2-07-08, 9:08 am
Solidarity flourishes the more adverse our external reality gets. Somehow during hardship, as humans we have an innate intuition which draws us closer to each other. Sure, it seems unreal in a time of such consequential conflict in the global society we are constructing, to be talking about fraternal and sisterly unity. After all, what we are witnessing are the repercussions of a divided world between the rich and the poor and the East and the West. Despite all this, the truth remains that if we observe closely enough there is right now a structural battle being fought which will determine the future of the next generations and our own.
Yes, it is true that there are unjust wars being fought on our behalf without our true consent or educated knowledge; the suffering of innocent people in Gaza, Iraq, Afghanistan and many others which receive far less media attention, will sit on our consciousness for generations.
It is also true, that as westerners we are experiencing the end of an empire, in Karl Marx’s own words, “the empire had ruined them economically by the havoc it made of public wealth, by the wholesale swindling it fostered, by the propos it lent to the artificially accelerated centralization of capital… precipitating them headlong into a war which left only one equivalent for the ruins it made – the disappearance of the empire.”

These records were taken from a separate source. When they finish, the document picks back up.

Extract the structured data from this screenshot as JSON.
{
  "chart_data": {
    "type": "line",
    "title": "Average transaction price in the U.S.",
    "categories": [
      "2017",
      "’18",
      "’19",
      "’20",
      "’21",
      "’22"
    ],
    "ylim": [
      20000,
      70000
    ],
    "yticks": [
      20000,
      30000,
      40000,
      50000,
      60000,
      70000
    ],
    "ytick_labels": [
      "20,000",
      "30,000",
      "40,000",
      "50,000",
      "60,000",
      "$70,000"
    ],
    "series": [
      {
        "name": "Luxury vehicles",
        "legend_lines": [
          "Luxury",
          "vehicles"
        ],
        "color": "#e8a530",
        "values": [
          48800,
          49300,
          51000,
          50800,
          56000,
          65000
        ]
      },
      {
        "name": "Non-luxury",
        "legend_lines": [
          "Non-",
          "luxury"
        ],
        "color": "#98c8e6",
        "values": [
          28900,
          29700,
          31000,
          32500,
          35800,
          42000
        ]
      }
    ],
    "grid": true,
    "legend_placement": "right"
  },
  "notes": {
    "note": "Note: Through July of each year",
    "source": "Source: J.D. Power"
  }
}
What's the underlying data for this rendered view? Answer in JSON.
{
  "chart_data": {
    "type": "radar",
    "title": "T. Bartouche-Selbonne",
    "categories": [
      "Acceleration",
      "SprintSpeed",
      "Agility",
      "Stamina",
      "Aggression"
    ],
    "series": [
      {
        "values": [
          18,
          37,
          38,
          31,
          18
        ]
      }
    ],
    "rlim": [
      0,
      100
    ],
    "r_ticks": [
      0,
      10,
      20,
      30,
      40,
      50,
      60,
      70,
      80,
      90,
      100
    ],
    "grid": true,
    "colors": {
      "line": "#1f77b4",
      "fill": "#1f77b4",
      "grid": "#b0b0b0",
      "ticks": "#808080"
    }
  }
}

No doubt, there is relatively more hunger today in the world than there was 100 years ago. If we deem important the International Labour Office's latest annual Global Employment Trends report, which informs us of the fact that “the service sector now provides 42.7 percent of the world's jobs, compared to agriculture's 34.9 per cent” and goes on to say that 39 percent of the global population of working age were unemployed in 2007.
One cannot deny that corporate greed, political fraud and financial theft, are upon us with such catastrophic magnitudes that the average citizen has lost all hope in equality and fairness. Democracy has become the slogan of the powerful to justify their actions before the masses, Christ has been caricatured as the symbol of irrelevance, and our climate and ultimately us, are suffering this calamity. All this is within the grasp of anyone who watches CNN with a bit of intuition and reads between the lines.
What CNN doesn’t reveal is that there has been an increased awakening in humanity and more and more people are saying stop. Everyday that passes sees one more passive citizen becoming an active one, concerned for his rights. One more sleeping soul awakening to defend his or her humanity. As the media reporting continues to reflect the monster which humanity has become, one more individual is drawn, as Freud eloquently described, towards the “shrunken residue of a far more comprehensive, indeed all-embracing feeling, which corresponded to a more intimate bond between the ego and the world around it.”
Everyday more and more people are drawn away from George Bush and pulled towards Noam Chomsky, or Naomi Klein. More people want to know what is really happening and more are looking beyond the mainstream. That is due to the audiovisual reports on CNN. The owners of the media assumed we were stupid, they underestimated the power of collective consciousness and without knowing it, have made us repudiate them. We learned to disgust them for their empty promises and wars presented as acts of peace. They presented us peacekeepers dressed up as soldiers and soon we understood. They talked to us about atomic energy and never disarmed, it didn’t takes us long to react. The same happened with those wars on terrorism, soon we understood they were taking away our rights, airports became intolerable, people kept disappearing, our democratic governments were torturing and all this without fair trials.
Until recently, watching CNN used to anger me, I could not cope with the fact that it was one more tentacle of the huge propaganda machine elaborated to misinform the majority, in benefit of a small yet powerful minority. Today I realize that CNN is our closest ally, every image that it shows, every speech that it airs, every conclusion that it draws, calls one more human to civil disobedience. Past acts of civil disobedience regained for us our stolen rights and determined our present, today’s acts are shaping our future.
--Pablo Ouziel is a sociologist and a freelance writer based in Spain.